Kuoni admitted responsibility for proper performance of the contract, including supplier obligations. However, Kuoni denied that the assault constituted a breach of those obligations, whether in contract or pursuant to the Regulations.

Judge McKenna found there was no breach of contract; as section 5.10(b) of the Booking Conditions referring to "holiday arrangements" was not deemed to include maintenance staff conducting a guest to reception.

It was also held, obiter, that Kuoni would have been able to place reliance on the statutory defence contained within the Regulations, specifically 15(2)(c)(ii), as the failure or improper performance of the contract was due an event which could not have been foreseen or forestalled.

Court of Appeal

The appeal was dismissed by a majority, who held that the "holiday arrangements" of Clause 5.10(b) of the contract did not include "the hotel's maintenance team, known to be such to the hotel guest, conducting the guest to the hotel's reception". In addition, obiter, the employee was not considered to be a supplier for the purposes of the contract or the Regulations.

Lord Justice Longmore, dissenting, concluded that a member of staff offering to guide a guest was a service which Kuoni accepted responsibility for, and that service should have been completed to a reasonable standard.

Supreme Court

The Association of British Travel Agents was granted permission to intervene given the implications for the travel industry.

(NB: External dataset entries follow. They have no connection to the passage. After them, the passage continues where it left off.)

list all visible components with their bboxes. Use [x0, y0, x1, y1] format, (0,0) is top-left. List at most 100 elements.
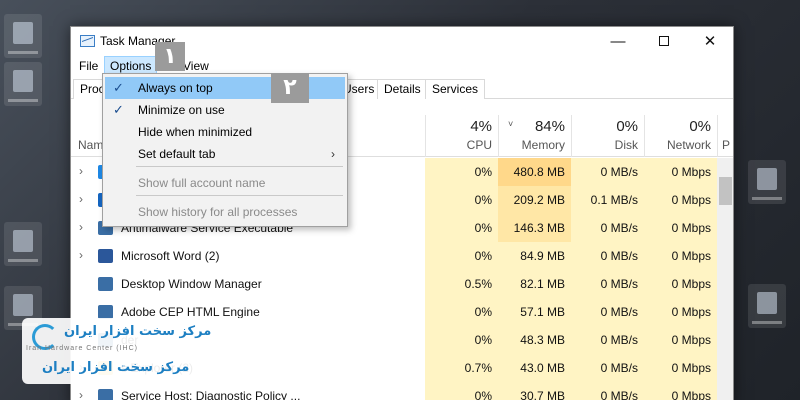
- options-menu-item[interactable]: Hide when minimized: [105, 121, 345, 143]
- disk-total-percent: 0%: [616, 118, 638, 135]
- tab-services[interactable]: Services: [425, 79, 486, 99]
- process-cpu: 0.5%: [425, 270, 498, 298]
- desktop-shortcut-icon[interactable]: [4, 62, 42, 106]
- options-menu-item: Show history for all processes: [105, 201, 345, 223]
- power-column-label: P: [722, 138, 731, 152]
- process-icon: [98, 277, 113, 291]
- column-header-power[interactable]: P: [717, 115, 733, 157]
- tab-details[interactable]: Details: [377, 79, 428, 99]
- process-network: 0 Mbps: [644, 214, 717, 242]
- close-icon: ✕: [703, 33, 717, 50]
- desktop-shortcut-icon[interactable]: [748, 160, 786, 204]
- process-row[interactable]: › Microsoft Word (2) 0% 84.9 MB 0 MB/s 0 Mbps: [71, 242, 733, 270]
- expand-chevron-icon[interactable]: ›: [79, 220, 83, 234]
- process-name: Microsoft Word (2): [121, 249, 220, 263]
- process-icon: [98, 305, 113, 319]
- step-badge-1: ۱: [155, 42, 185, 71]
- process-icon: [98, 249, 113, 263]
- column-header-network[interactable]: 0% Network: [644, 115, 717, 157]
- watermark-brand-text: مرکز سخت افزار ایران: [64, 324, 212, 339]
- options-menu-item-label: Set default tab: [138, 147, 216, 161]
- process-memory: 480.8 MB: [498, 158, 571, 186]
- process-cpu: 0.7%: [425, 354, 498, 382]
- process-disk: 0 MB/s: [571, 354, 644, 382]
- process-disk: 0 MB/s: [571, 214, 644, 242]
- process-network: 0 Mbps: [644, 242, 717, 270]
- maximize-button[interactable]: [641, 27, 687, 55]
- process-row[interactable]: › Service Host: Diagnostic Policy ... 0% 30…: [71, 382, 733, 400]
- process-name: Service Host: Diagnostic Policy ...: [121, 389, 301, 400]
- process-cpu: 0%: [425, 186, 498, 214]
- close-button[interactable]: ✕: [687, 27, 733, 55]
- column-header-disk[interactable]: 0% Disk: [571, 115, 644, 157]
- process-name: Desktop Window Manager: [121, 277, 262, 291]
- options-menu-item[interactable]: Set default tab ›: [105, 143, 345, 165]
- options-menu-item-label: Hide when minimized: [138, 125, 253, 139]
- minimize-button[interactable]: —: [595, 27, 641, 55]
- process-disk: 0 MB/s: [571, 298, 644, 326]
- process-disk: 0.1 MB/s: [571, 186, 644, 214]
- expand-chevron-icon[interactable]: ›: [79, 248, 83, 262]
- menu-file[interactable]: File: [74, 56, 103, 76]
- process-memory: 82.1 MB: [498, 270, 571, 298]
- menu-separator: [136, 195, 343, 196]
- options-dropdown-menu: ✓ Always on top ✓ Minimize on use Hide when …: [102, 73, 348, 227]
- options-menu-item-label: Show history for all processes: [138, 205, 298, 219]
- task-manager-app-icon: [80, 35, 95, 47]
- process-disk: 0 MB/s: [571, 242, 644, 270]
- sort-descending-icon: ˅: [508, 119, 514, 129]
- disk-column-label: Disk: [614, 138, 638, 152]
- process-network: 0 Mbps: [644, 270, 717, 298]
- cpu-total-percent: 4%: [470, 118, 492, 135]
- cpu-column-label: CPU: [466, 138, 492, 152]
- desktop-shortcut-icon[interactable]: [748, 284, 786, 328]
- process-network: 0 Mbps: [644, 186, 717, 214]
- process-icon: [98, 389, 113, 400]
- process-disk: 0 MB/s: [571, 326, 644, 354]
- process-memory: 57.1 MB: [498, 298, 571, 326]
- checkmark-icon: ✓: [113, 102, 124, 117]
- options-menu-item[interactable]: ✓ Always on top: [105, 77, 345, 99]
- process-cpu: 0%: [425, 298, 498, 326]
- process-disk: 0 MB/s: [571, 382, 644, 400]
- expand-chevron-icon[interactable]: ›: [79, 192, 83, 206]
- desktop-shortcut-icon[interactable]: [4, 14, 42, 58]
- expand-chevron-icon[interactable]: ›: [79, 164, 83, 178]
- options-menu-item: Show full account name: [105, 172, 345, 194]
- column-header-cpu[interactable]: 4% CPU: [425, 115, 498, 157]
- maximize-icon: [659, 36, 669, 46]
- process-disk: 0 MB/s: [571, 270, 644, 298]
- desktop-shortcut-icon[interactable]: [4, 222, 42, 266]
- memory-column-label: Memory: [521, 138, 565, 152]
- watermark-logo: مرکز سخت افزار ایران Iran Hardware Cente…: [22, 318, 298, 384]
- process-cpu: 0%: [425, 214, 498, 242]
- expand-chevron-icon[interactable]: ›: [79, 388, 83, 400]
- watermark-brand-text-2: مرکز سخت افزار ایران: [42, 360, 190, 375]
- minimize-icon: —: [610, 32, 626, 50]
- checkmark-icon: ✓: [113, 80, 124, 95]
- process-cpu: 0%: [425, 242, 498, 270]
- process-memory: 43.0 MB: [498, 354, 571, 382]
- scrollbar-thumb[interactable]: [719, 177, 732, 205]
- menu-separator: [136, 166, 343, 167]
- column-header-memory[interactable]: ˅ 84% Memory: [498, 115, 571, 157]
- options-menu-item-label: Minimize on use: [138, 103, 225, 117]
- process-network: 0 Mbps: [644, 326, 717, 354]
- process-cpu: 0%: [425, 158, 498, 186]
- process-memory: 30.7 MB: [498, 382, 571, 400]
- process-memory: 209.2 MB: [498, 186, 571, 214]
- submenu-arrow-icon: ›: [331, 147, 335, 161]
- options-menu-item[interactable]: ✓ Minimize on use: [105, 99, 345, 121]
- process-network: 0 Mbps: [644, 158, 717, 186]
- process-disk: 0 MB/s: [571, 158, 644, 186]
- process-network: 0 Mbps: [644, 382, 717, 400]
- process-memory: 146.3 MB: [498, 214, 571, 242]
- process-cpu: 0%: [425, 326, 498, 354]
- network-total-percent: 0%: [689, 118, 711, 135]
- process-network: 0 Mbps: [644, 298, 717, 326]
- process-memory: 48.3 MB: [498, 326, 571, 354]
- network-column-label: Network: [666, 138, 711, 152]
- process-row[interactable]: Desktop Window Manager 0.5% 82.1 MB 0 MB/s 0…: [71, 270, 733, 298]
- watermark-english-text: Iran Hardware Center (IHC): [26, 345, 138, 352]
- process-network: 0 Mbps: [644, 354, 717, 382]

Two questions were placed before the Supreme Court:

  1. Did the assault of Mrs X constitute improper performance of the obligations of Kuoni under the contract?
  2. If so, is any liability in respect of the employee's conduct excluded by Clause 5.10(b) of the contract and/or 15(2)(c) of the Regulations?

It was unanimously agreed that a referral should be made to the CJEU on issues relating to the second question.

This referral is made on the assumption that "guidance by a member of the hotel's staff of Mrs X to the reception was a service within the 'holiday arrangements' which Kuoni had contracted to provide and that the rape and assault constituted improper performance of that contract."

What can we learn?

  • The referral to the CJEU on the second question should not necessarily be read as confirmation that the Supreme Court will find that the assault of Mrs X constituted an improper performance of the contract in the first instance. However, given the specificity of the guidance for the referral, it is suggestive that this is the case.
  • If the CJEU finds that a non-customer facing hotel employee can be considered a 'supplier of services' and that the statutory defence does not apply, leaving Kuoni liable, this will have large ramifications for the travel industry, potentially far widening the potential for claims to fall under the ambit of the Regulations.
  • This will result in a contradictory position meaning organisations such as Kuoni (as the package provider) are held to a higher standard for the actions of hotels and their employees outside of the UK, than hotels in the UK may be held for the same actions. The recent decision of Al-Najar, albeit involving an intruder to the hotel rather than a staff member, shows the inconsistency allowing the appeal would create.

We will continue to provide updates on the findings of the CJEU and the implications for the same.